You can't use the same prompt. SD3 requires a different toolchain that is more complicated than any other accessible diffusion model. There are 3 separate prompts. They each need their own tailored inputs. SD1.x only uses CLIP-L. SDXL under the hood uses both CLIP-L and CLIP-G. In practice, there are only minor benefits from separating these two embeddings models.

SD3 adds a T5xxl LLM in addition to the embedding models. They are using a weird way of tuning. When the T5 model is loaded, they swap an entire model layer using pytorch. They are not using a LoRA or a custom trained model. It is the same T5xxl from Google but with that layer swap.

ComfyUI also has a SD3 model node that is required and works kinda like setting CLIP -2 in SDXL models.

Lastly, SD3 is hyper sensitive to the negative prompt. You must use conditioning nodes to invert the negative prompt conditioning and merge this back into the noninverted conditioning after 0.100-0.200 seconds from the beginning of generation.

I'm not sure how the entire thing works, but there are 16 layers of generation with SD3. Much (all) of the strict alignment is in the model loader code. I have not figured it out in useful detail and am not super motivated to do so. However, there are no mechanisms in the diffusion model structure that can create the periodicity present in SD3. For instance, if you twist SD3 to the point where it shows male or female breasts and other genitalia, these are actually not present at all. If perhaps one were to explore if this omission is from overtraining, - by building strong momentum against the behavior, one is likely to find that the behavior never has a probably factor at all. One way to test such a thing is to start describing nipple tattoos. Then use the way that history of pervious prompts are stored to avoid rerunning some parts of generation to move the tattoos into the place of where real nipples should be. If the omission is due to training, this forced redundancy of a natural feature will overcome the bias. Logically it should be easier to create male nipples than female due to the likely larger training bias and dataset size. When testing this, I found the behavior was deterministic and never susceptible to statistical influence. That behavior is only possible in the model loader code. The code for running SD3 in ComfyUI is considerable. If this code were reverse engineered, it should be possible to do some really remarkable things, like swapping out the LLM for a smarter one or training its behavior in other directions. It might even become possible to make it conversational.

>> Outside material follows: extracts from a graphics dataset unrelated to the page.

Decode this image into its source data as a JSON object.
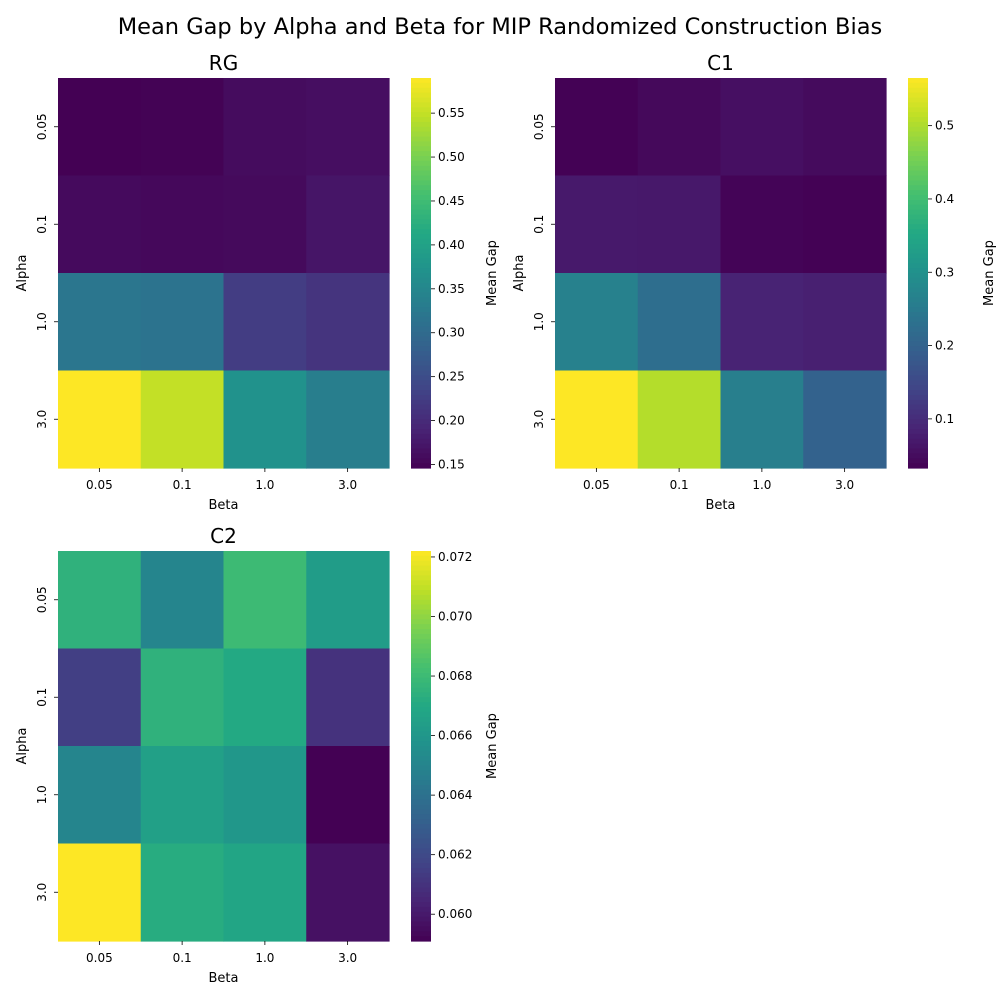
{
  "figure": {
    "title": "Mean Gap by Alpha and Beta for MIP Randomized Construction Bias"
  },
  "chart_data": [
    {
      "type": "heatmap",
      "title": "RG",
      "xlabel": "Beta",
      "ylabel": "Alpha",
      "colorbar_label": "Mean Gap",
      "colormap": "viridis",
      "x": [
        "0.05",
        "0.1",
        "1.0",
        "3.0"
      ],
      "y": [
        "0.05",
        "0.1",
        "1.0",
        "3.0"
      ],
      "values": [
        [
          0.146,
          0.148,
          0.16,
          0.163
        ],
        [
          0.158,
          0.155,
          0.157,
          0.172
        ],
        [
          0.32,
          0.315,
          0.225,
          0.212
        ],
        [
          0.59,
          0.55,
          0.37,
          0.335
        ]
      ],
      "vmin": 0.146,
      "vmax": 0.59,
      "colorbar_ticks": [
        "0.15",
        "0.20",
        "0.25",
        "0.30",
        "0.35",
        "0.40",
        "0.45",
        "0.50",
        "0.55"
      ]
    },
    {
      "type": "heatmap",
      "title": "C1",
      "xlabel": "Beta",
      "ylabel": "Alpha",
      "colorbar_label": "Mean Gap",
      "colormap": "viridis",
      "x": [
        "0.05",
        "0.1",
        "1.0",
        "3.0"
      ],
      "y": [
        "0.05",
        "0.1",
        "1.0",
        "3.0"
      ],
      "values": [
        [
          0.035,
          0.045,
          0.055,
          0.048
        ],
        [
          0.07,
          0.068,
          0.038,
          0.035
        ],
        [
          0.265,
          0.225,
          0.085,
          0.08
        ],
        [
          0.565,
          0.505,
          0.26,
          0.2
        ]
      ],
      "vmin": 0.033,
      "vmax": 0.565,
      "colorbar_ticks": [
        "0.1",
        "0.2",
        "0.3",
        "0.4",
        "0.5"
      ]
    },
    {
      "type": "heatmap",
      "title": "C2",
      "xlabel": "Beta",
      "ylabel": "Alpha",
      "colorbar_label": "Mean Gap",
      "colormap": "viridis",
      "x": [
        "0.05",
        "0.1",
        "1.0",
        "3.0"
      ],
      "y": [
        "0.05",
        "0.1",
        "1.0",
        "3.0"
      ],
      "values": [
        [
          0.0675,
          0.065,
          0.068,
          0.0663
        ],
        [
          0.0615,
          0.0675,
          0.067,
          0.061
        ],
        [
          0.065,
          0.0665,
          0.066,
          0.0591
        ],
        [
          0.0722,
          0.0672,
          0.0668,
          0.0597
        ]
      ],
      "vmin": 0.0591,
      "vmax": 0.0722,
      "colorbar_ticks": [
        "0.060",
        "0.062",
        "0.064",
        "0.066",
        "0.068",
        "0.070",
        "0.072"
      ]
    }
  ]
}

Edit: Failed to fully describe the periodicity mentioned. The tattoos were added at a certain point in the generation that was always the same. It errors out to nonsense if these tattoos start where nipples should be. However, if the prompt starts by describing them in another area, is descriptively long for the T5 and later specifies a revised location, it becomes possible to watch them move with subsequent preview steps. These features are not coming out of the noise, they are deterministically placed later, and hint that genitalia are removed deterministically at an earlier point.

This is just the easiest subject to test alignment in practice, there are all kinds of other areas where this behavior is relevant but harder to determine or understand, like in my long quest to make O'Neill cylinder interiors with centrifugal gravity that is ongoing on the back burner.